Mereka malah mendedikasikan hidupnya untuk mendidik anak orang lain. Banyak
dari mereka yang anaknya justru dirawat oleh santri-santrinya.
Merasa
dipatahkan sebelum berkata banyak, saya segera urungkan tekad saya itu dan
menyimpannya sendiri dalam hati lama-lama. Hingga akhir-akhir ini, apa yang
saya alami dan rasakan memaksa saya untuk mempelajari dan mengingat-ingat tekad
saya beberapa tahun lalu. Segala pertanyaan muncul, mengapa ada anak yang
tumbuh begini dan ada anak yang tumbuh begitu? Mengapa saya tumbuh begini dan
teman saya tumbuh begitu? Mengapa di usia segini ada yang sudah bisa begini
tapi ada juga masih begitu?
Menurut
ahlinya, 90% masalah anak berasal dari dalam rumah, seperti: obsesi orang tua, kecanduan
menggegas, hobi menitipkan anak, dan konflik pribadi kedua orang tua adalah
sebagian dari sumber masalah.
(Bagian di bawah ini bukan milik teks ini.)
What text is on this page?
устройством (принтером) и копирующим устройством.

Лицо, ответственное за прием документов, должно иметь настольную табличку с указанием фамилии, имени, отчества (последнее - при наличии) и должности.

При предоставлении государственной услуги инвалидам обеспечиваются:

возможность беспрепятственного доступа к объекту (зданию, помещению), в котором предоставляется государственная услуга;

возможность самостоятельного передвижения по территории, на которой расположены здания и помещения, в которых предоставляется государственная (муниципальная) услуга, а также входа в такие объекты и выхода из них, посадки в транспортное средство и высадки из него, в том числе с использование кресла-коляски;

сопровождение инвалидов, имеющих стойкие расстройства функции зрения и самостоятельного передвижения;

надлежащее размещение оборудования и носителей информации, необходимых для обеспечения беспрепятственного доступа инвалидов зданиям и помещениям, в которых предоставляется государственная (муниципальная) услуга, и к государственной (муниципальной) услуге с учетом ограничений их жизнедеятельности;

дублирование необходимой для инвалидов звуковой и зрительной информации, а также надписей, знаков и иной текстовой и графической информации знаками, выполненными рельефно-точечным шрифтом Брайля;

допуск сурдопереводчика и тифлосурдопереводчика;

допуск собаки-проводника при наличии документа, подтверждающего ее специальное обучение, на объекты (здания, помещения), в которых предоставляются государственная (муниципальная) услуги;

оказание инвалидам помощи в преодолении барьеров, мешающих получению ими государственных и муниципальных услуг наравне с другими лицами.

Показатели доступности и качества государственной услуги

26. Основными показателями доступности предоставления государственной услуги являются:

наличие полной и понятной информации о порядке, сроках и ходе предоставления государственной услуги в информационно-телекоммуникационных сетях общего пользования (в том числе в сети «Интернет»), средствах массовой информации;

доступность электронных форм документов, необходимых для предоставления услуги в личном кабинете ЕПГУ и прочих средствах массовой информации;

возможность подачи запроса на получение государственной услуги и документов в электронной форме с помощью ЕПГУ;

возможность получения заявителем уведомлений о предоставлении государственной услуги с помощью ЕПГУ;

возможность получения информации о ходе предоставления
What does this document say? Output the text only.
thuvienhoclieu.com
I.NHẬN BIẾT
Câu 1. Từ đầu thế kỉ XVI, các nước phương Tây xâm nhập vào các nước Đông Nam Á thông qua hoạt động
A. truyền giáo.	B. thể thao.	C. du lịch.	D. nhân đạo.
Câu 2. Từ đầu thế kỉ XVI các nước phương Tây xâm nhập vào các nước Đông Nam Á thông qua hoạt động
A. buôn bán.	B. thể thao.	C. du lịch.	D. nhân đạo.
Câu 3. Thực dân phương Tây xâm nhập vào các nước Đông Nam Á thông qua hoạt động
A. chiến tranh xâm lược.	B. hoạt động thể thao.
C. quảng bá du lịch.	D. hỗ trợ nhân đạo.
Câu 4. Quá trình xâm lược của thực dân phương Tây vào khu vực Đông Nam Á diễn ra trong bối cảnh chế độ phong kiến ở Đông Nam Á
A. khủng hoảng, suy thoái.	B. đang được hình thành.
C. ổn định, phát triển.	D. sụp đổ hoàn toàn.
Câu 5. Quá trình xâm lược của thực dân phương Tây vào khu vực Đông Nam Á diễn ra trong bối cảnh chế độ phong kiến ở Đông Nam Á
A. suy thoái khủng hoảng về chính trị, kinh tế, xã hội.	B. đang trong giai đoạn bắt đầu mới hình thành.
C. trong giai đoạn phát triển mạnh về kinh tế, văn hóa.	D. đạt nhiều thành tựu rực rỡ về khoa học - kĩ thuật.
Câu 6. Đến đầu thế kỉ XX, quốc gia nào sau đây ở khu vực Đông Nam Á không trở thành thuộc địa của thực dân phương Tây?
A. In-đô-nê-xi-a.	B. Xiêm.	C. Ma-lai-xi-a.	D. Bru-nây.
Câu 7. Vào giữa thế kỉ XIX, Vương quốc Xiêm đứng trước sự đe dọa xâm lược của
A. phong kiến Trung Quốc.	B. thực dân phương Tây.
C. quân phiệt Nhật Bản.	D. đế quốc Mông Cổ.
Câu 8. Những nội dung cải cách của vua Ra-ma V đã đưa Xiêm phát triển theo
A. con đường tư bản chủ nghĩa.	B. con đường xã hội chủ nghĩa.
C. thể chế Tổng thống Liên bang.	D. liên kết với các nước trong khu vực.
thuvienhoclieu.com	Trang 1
Oleh karenanya keberhasilan anak juga sebagian
besarnya tergantung dari dalam rumah.
Remaja, Sudah Baligh tapi Belum Aqil
Ada
anak yang sebenarnya mereka sudah dilatih dan dibiasakan sholat jamaah, doa,
tilawah, tahfizh, tahajjud, belajar, adab dan doa makan, dan sebagainya sejak
SMP, bahkan SD. Tapi anehnya setelah keluar dari boarding, bahkan hingga kuliah pun kebiasaan itu pudar atau hanya
dilakukan ketika mereka dalam pengawasan eksternal. Di situ saya bisa pastikan
bahwa sewaktu mereka masih di boarding
pun, ketika pulang ke rumah, segala rutinitas yang menjadi kewajiban di boarding hanya isapan jempol belaka jika
tanpa intruksi dari orang tua. Dari segi kemandirian dan tanggung jawab, seolah
tidak ada bedanya boarding school setingkat
SD, SMP, atau SMA (yang dihuni oleh remaja masa kini, yang sudah baligh namun
tak kunjung aqil). Kenapa hayoooo?
Ya
itu dia jawabannya, remaja masa kini sudah baligh namun tak kunjung aqil.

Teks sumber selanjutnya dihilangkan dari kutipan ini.